In rushing forward into new territory, it is human nature to push the envelope, and patent applicants did so with vigor, enthusiasm and not much self-restraint. Compounding the effect of exuberant patent seekers, the U.S. Patent and Trademark Office (USPTO) initially had no expertise in examining patents in subject areas that had not previously come before them. The result was the issuance of patents that should not have issued.
Moreover, the mood of the public — to the extent that any portion of the public was aware of patents — began to swing. This was the dawn of the era for two burgeoning technologies: computers and biotechnology. It did not seem fair that someone could own the basic underpinnings of a new technology (either genetics or computers) and thereby block “the progress of science and useful arts” in that area. It also did not seem fair that a pharmaceutical company could, by virtue of its patent “monopoly,” make life-saving drugs sickeningly expensive. The result of the confluence of over-reaching patent applicants and an aggrieved public was that the courts began to look for — and find — bases for invalidating patents.

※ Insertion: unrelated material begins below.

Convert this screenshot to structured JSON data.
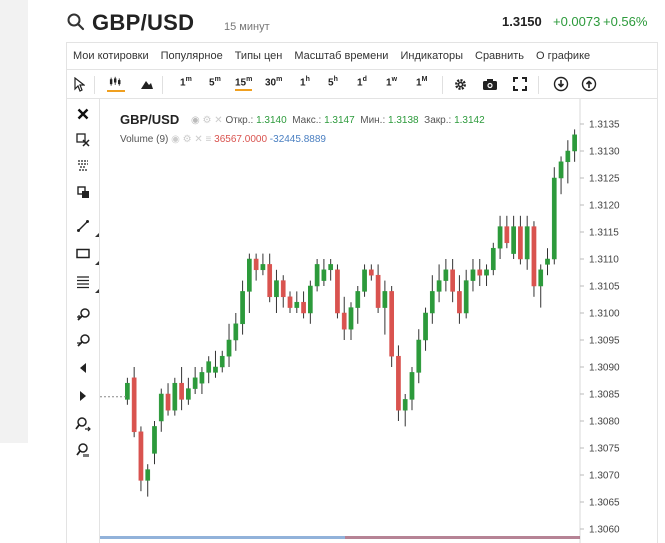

In both the biotech area and the software area, 2010 was a watershed year. The tide began to ebb. In Ariad v. Eli Lilly, the CAFC discovered a basis for invalidating claims that hadn’t been thought of in 57 years of patent law. This allowed the courts to invalidate — and the USPTO to reject — the broad claims of most biotech patents. Since the ruling was based on an interpretation of law and not on subject matter, it spilled over into other technology areas, where it continues to bedevil prosecution.
At the same time, in Bilski v. Kappos, the Supreme Court began to circumscribe the recently expanded scope of subject matter that could be patented in computer science. The Supreme Court followed up in 2014 with Alice v. CLS Bank, in which patentable subject matter was further constrained. In the meantime, in 2012, Congress went so far as to create a whole new mechanism specifically to facilitate challenges to patents in general and business method patents in particular.

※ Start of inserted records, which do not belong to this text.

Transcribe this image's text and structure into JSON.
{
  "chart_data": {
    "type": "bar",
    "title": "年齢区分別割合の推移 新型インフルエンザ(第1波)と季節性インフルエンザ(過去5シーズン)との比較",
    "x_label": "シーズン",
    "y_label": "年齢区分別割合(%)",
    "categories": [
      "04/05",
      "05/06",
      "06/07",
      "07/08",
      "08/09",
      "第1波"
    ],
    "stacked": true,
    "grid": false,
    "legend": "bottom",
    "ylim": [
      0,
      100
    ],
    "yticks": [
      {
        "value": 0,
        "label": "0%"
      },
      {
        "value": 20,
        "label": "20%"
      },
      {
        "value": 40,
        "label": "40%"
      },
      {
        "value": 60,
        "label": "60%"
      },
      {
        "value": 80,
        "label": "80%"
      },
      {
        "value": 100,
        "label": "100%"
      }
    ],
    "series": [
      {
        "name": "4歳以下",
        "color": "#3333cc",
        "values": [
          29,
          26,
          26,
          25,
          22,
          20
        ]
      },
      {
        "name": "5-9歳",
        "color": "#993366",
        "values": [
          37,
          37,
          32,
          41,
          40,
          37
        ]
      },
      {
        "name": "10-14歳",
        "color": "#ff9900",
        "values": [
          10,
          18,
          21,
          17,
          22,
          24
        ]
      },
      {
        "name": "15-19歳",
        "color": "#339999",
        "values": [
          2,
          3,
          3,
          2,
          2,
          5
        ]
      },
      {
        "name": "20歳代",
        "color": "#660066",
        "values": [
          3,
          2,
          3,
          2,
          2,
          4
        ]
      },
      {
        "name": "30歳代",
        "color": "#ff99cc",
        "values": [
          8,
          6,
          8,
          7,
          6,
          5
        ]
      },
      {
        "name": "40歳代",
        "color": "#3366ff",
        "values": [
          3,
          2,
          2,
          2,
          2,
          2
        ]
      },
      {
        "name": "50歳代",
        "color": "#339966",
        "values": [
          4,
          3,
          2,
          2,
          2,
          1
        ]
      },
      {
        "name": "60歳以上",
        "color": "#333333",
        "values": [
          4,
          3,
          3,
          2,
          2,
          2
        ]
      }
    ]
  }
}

In 2013 the Supreme Court also reduced the scope of patent eligible subject matter in the biotech area with their decision in Association for Molecular Pathology v. Myriad Genetics (known colloquially as “Myriad”). Overturning years of patent practice, the court determined that an isolated segment of DNA was not patentable because its sequence was the same as a portion of a sequence embedded in native DNA — even though it did not exist in isolated form anywhere in nature. This decision too has spilled over into other technologies where purified chemicals from natural sources are no longer deemed patentable by virtue of their having been isolated, identified and purified.
In 2014, in Gilead v Natco, the CAFC promulgated a line of reasoning that allows a judicially created (i.e., non-statutory) doctrine to truncate the term of coverage of plural members of a patent family. The Gilead opinion and its proliferating progeny continue to generate uncertainty, particularly in the pharmaceutical industry, for whom the path to market is long and expensive, and the days at the end of a patent’s life are its most valuable.

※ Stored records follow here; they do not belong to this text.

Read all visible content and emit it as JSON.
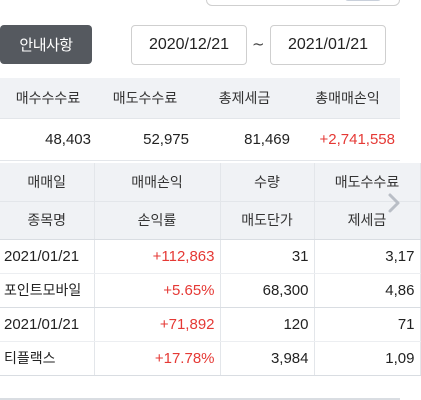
{
  "top": {
    "notice_label": "안내사항",
    "date_start": "2020/12/21",
    "date_separator": "~",
    "date_end": "2021/01/21"
  },
  "summary": {
    "headers": [
      "매수수수료",
      "매도수수료",
      "총제세금",
      "총매매손익"
    ],
    "values": [
      "48,403",
      "52,975",
      "81,469",
      "+2,741,558"
    ]
  },
  "detail": {
    "header_row1": [
      "매매일",
      "매매손익",
      "수량",
      "매도수수료"
    ],
    "header_row2": [
      "종목명",
      "손익률",
      "매도단가",
      "제세금"
    ],
    "rows": [
      {
        "date": "2021/01/21",
        "profit": "+112,863",
        "qty": "31",
        "fee": "3,17",
        "name": "포인트모바일",
        "rate": "+5.65%",
        "price": "68,300",
        "tax": "4,86"
      },
      {
        "date": "2021/01/21",
        "profit": "+71,892",
        "qty": "120",
        "fee": "71",
        "name": "티플랙스",
        "rate": "+17.78%",
        "price": "3,984",
        "tax": "1,09"
      }
    ]
  },
  "icons": {
    "scroll_right": "chevron-right-icon"
  },
  "colors": {
    "profit_red": "#e53935",
    "header_bg": "#f0f2f5",
    "button_bg": "#55595f"
  }
}
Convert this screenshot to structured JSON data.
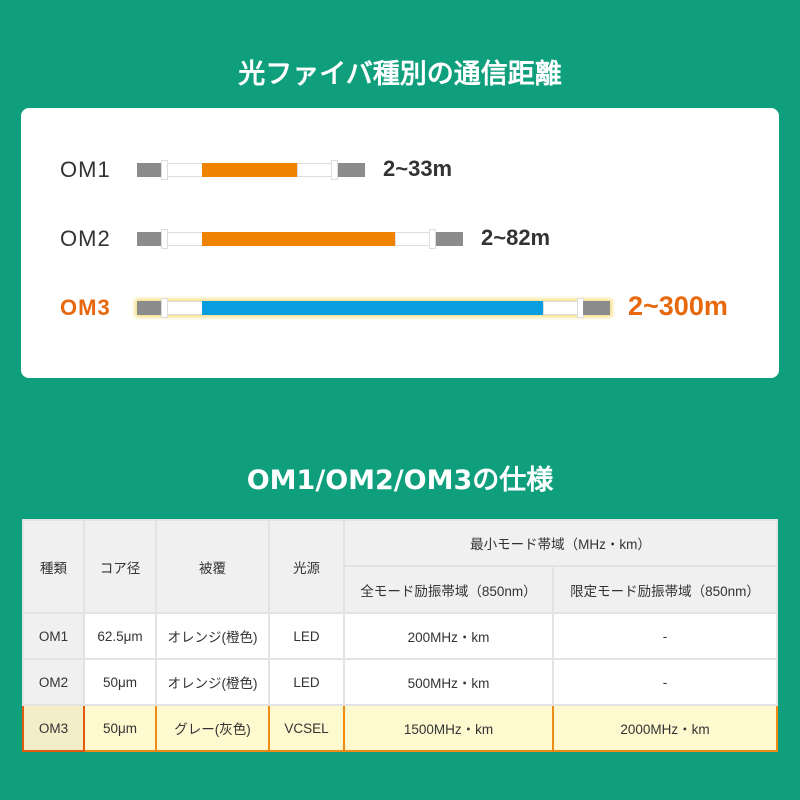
{
  "distance_title": "光ファイバ種別の通信距離",
  "cables": [
    {
      "label": "OM1",
      "distance": "2~33m",
      "color": "#ef8200"
    },
    {
      "label": "OM2",
      "distance": "2~82m",
      "color": "#ef8200"
    },
    {
      "label": "OM3",
      "distance": "2~300m",
      "color": "#0a9ee0",
      "highlight_color": "#e8680e"
    }
  ],
  "spec_title": "OM1/OM2/OM3の仕様",
  "table": {
    "headers": {
      "type": "種類",
      "core": "コア径",
      "coating": "被覆",
      "source": "光源",
      "bandwidth": "最小モード帯域（MHz・km）",
      "full": "全モード励振帯域（850nm）",
      "limited": "限定モード励振帯域（850nm）"
    },
    "rows": [
      [
        "OM1",
        "62.5μm",
        "オレンジ(橙色)",
        "LED",
        "200MHz・km",
        "-"
      ],
      [
        "OM2",
        "50μm",
        "オレンジ(橙色)",
        "LED",
        "500MHz・km",
        "-"
      ],
      [
        "OM3",
        "50μm",
        "グレー(灰色)",
        "VCSEL",
        "1500MHz・km",
        "2000MHz・km"
      ]
    ]
  }
}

From the heady era at the turn of the century we have entered a more sober period in which patents, to be successful in protecting inventive advances “in science and the useful arts,” will have to be more conservatively drafted, more astutely prosecuted and more judiciously asserted. Patents can still have significant commercial value and profound effect — as our U.S. Constitution intended — but they will be less expansive. We’re going back to having to avoid anything that might provide the tool for a judge who wants to kill the snake.